Last week, the 50th anniversary of the disappearance of three young Galicians who crossed into France and was taken by ETA for members of the Civil Guard was commemorated in Vitoria. These are three of the 113 cases of assassinations to which, according to the victims, the Democratic Memory Law approved last October could be applied.
Victims of ETA consider that the norm can be applied to the crimes of the terrorist group and have been waiting for more than three months for the State Attorney General’s Office to respond to the request that they made to that effect. The Dignity and Justice Association has asked the Attorney General, Álvaro García Ortiz, that his Technical Secretariat address “the analysis and study on the possibility of applying this Law to the victims of terrorism from the terrorist organization ETA, who were persecuted, kidnapped , tortured and murdered in the period from January 1, 1969 to December 29, 1978”.
The final date is that of the entry into force of the Constitution and the one that the memory law sets as the last day to which the rule is applicable, which according to the association must fall within the scope of that law. “All the crimes against persons committed by the terrorist organization ETA in the mentioned period would be perfectly framed”, all of this “in attention to the very general principles” that are the basis of the norm, “such as the principles of truth, justice, reparation and guarantee of non-repetition, as well as the democratic values ??of harmony, coexistence, political pluralism, defense of human rights, culture of peace and equality of men and women”.
The association chaired by Daniel Portero reiterated its request to the Prosecutor’s Office last week, since it has not yet received a response on the preparation of that study. The request letter, dated December 11, includes a list of the people killed by ETA in the period covered by the regulation, for whom it requests -although not only for them- “the protection, recognition and reparation contained in the Democratic Memory Law”.
The first on the list is the taxi driver Fermín Monasterio, assassinated in Arrigorriaga (Vizcaya) on April 4, 1969 when he asked for explanations from a wounded ETA member who was fleeing. The latest is Joaquín María Azaola Martínez, who died in Guecho (Vizcaya) 10 days before the Constitution came into force. He was killed by ETA for having revealed to the Police a plan to kidnap the future King Juan Carlos I.

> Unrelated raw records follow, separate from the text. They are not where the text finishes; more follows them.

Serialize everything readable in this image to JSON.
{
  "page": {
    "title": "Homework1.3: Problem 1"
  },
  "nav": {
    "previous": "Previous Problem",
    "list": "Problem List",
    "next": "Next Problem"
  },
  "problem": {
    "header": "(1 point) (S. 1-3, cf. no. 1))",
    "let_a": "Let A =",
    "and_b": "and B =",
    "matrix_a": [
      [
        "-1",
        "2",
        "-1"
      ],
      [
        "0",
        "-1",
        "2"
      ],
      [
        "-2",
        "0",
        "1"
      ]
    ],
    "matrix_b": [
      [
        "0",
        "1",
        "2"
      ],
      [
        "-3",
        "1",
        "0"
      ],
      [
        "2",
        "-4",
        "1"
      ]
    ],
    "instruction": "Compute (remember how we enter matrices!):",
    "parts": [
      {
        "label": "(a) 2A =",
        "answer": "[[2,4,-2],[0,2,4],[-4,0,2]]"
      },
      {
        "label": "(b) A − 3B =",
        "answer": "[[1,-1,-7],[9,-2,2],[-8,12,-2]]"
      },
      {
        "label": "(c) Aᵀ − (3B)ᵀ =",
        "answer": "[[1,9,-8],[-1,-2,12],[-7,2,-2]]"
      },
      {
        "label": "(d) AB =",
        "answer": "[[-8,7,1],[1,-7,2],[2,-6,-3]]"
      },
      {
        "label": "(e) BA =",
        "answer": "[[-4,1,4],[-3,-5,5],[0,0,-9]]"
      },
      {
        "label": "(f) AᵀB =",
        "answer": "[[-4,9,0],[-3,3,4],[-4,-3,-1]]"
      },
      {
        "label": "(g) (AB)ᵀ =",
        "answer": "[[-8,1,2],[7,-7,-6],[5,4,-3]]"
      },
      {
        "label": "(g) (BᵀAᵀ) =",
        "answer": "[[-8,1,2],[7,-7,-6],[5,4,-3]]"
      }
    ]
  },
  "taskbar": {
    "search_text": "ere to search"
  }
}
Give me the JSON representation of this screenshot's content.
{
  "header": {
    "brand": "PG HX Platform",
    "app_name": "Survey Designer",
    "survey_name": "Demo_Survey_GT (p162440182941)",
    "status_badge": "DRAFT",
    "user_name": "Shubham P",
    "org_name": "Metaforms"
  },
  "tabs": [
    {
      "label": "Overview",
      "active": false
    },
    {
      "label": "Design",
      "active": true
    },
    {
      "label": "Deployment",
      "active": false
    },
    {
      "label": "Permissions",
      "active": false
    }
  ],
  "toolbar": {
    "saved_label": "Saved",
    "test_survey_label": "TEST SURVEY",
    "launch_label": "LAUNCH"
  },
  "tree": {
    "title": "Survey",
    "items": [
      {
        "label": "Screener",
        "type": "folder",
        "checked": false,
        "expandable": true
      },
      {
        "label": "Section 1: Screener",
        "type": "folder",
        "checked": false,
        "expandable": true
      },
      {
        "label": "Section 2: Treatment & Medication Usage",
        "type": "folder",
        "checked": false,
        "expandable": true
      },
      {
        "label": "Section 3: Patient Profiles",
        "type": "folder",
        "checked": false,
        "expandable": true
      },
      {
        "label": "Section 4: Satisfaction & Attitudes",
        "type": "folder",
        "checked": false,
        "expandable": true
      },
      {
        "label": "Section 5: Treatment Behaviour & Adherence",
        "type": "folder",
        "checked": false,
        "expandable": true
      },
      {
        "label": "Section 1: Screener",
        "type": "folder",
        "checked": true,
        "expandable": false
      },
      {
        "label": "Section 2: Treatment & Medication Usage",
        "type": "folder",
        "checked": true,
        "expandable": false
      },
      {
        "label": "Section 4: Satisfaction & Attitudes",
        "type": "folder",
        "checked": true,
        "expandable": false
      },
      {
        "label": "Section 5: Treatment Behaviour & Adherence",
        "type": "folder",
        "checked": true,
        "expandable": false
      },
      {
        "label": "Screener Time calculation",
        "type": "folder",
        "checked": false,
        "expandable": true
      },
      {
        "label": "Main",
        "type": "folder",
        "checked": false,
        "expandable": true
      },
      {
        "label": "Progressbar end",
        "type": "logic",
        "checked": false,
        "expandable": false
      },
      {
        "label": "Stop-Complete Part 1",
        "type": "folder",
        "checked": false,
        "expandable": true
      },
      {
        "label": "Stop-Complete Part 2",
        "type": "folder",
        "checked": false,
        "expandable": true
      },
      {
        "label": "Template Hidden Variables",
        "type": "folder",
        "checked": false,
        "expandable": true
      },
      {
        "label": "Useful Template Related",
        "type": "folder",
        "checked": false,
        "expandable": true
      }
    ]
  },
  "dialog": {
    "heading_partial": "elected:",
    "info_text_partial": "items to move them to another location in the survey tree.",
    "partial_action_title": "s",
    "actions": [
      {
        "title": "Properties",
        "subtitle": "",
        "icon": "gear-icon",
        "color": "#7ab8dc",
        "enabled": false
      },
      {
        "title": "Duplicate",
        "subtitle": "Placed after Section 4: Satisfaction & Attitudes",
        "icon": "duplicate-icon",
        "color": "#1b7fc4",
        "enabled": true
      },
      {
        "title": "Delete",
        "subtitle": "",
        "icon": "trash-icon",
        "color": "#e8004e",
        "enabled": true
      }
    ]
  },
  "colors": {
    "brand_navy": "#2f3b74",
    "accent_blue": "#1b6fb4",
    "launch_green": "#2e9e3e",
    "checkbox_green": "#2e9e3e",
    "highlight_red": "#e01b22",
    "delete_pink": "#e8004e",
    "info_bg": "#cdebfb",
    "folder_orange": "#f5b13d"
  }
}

The norm that Dignity and Justice asks to protect the 113 murdered by ETA establishes that among its objectives is “the recognition of those who suffered persecution or violence, for political, ideological, thought or opinion reasons.”
It subsequently adds the norm that, in general, a victim will be considered any person “who has suffered, individually or collectively, physical, moral or psychological damage, patrimonial damage, or substantial impairment of their fundamental rights” as a consequence of actions or omissions that constitute violations of international human rights and international humanitarian law.
The association considers that its request is aligned with “the spirit” of the norm, which is to “comply with the moral duty to promote democratic memory policies to strengthen to neutralize oblivion and avoid the repetition of the most tragic episodes in history , as well as promoting the pedagogy of “never again”, such as the temporal scope, object and purpose of the norm, general principles and democratic values ??on which it is based”
Thus, it is “perfectly acceptable” to include in the scope of protection of the law “all those people, men, women and children, who in the period between January 1969 and December 29, 1978, were extorted, persecuted, tortured, forcibly displaced from the Basque Country and Navarra or assassinated by the terrorist organization ETA in defense of democracy and freedom”. As in the case of thousands of victims since the Civil War, the body of the three Galicians has still not been found.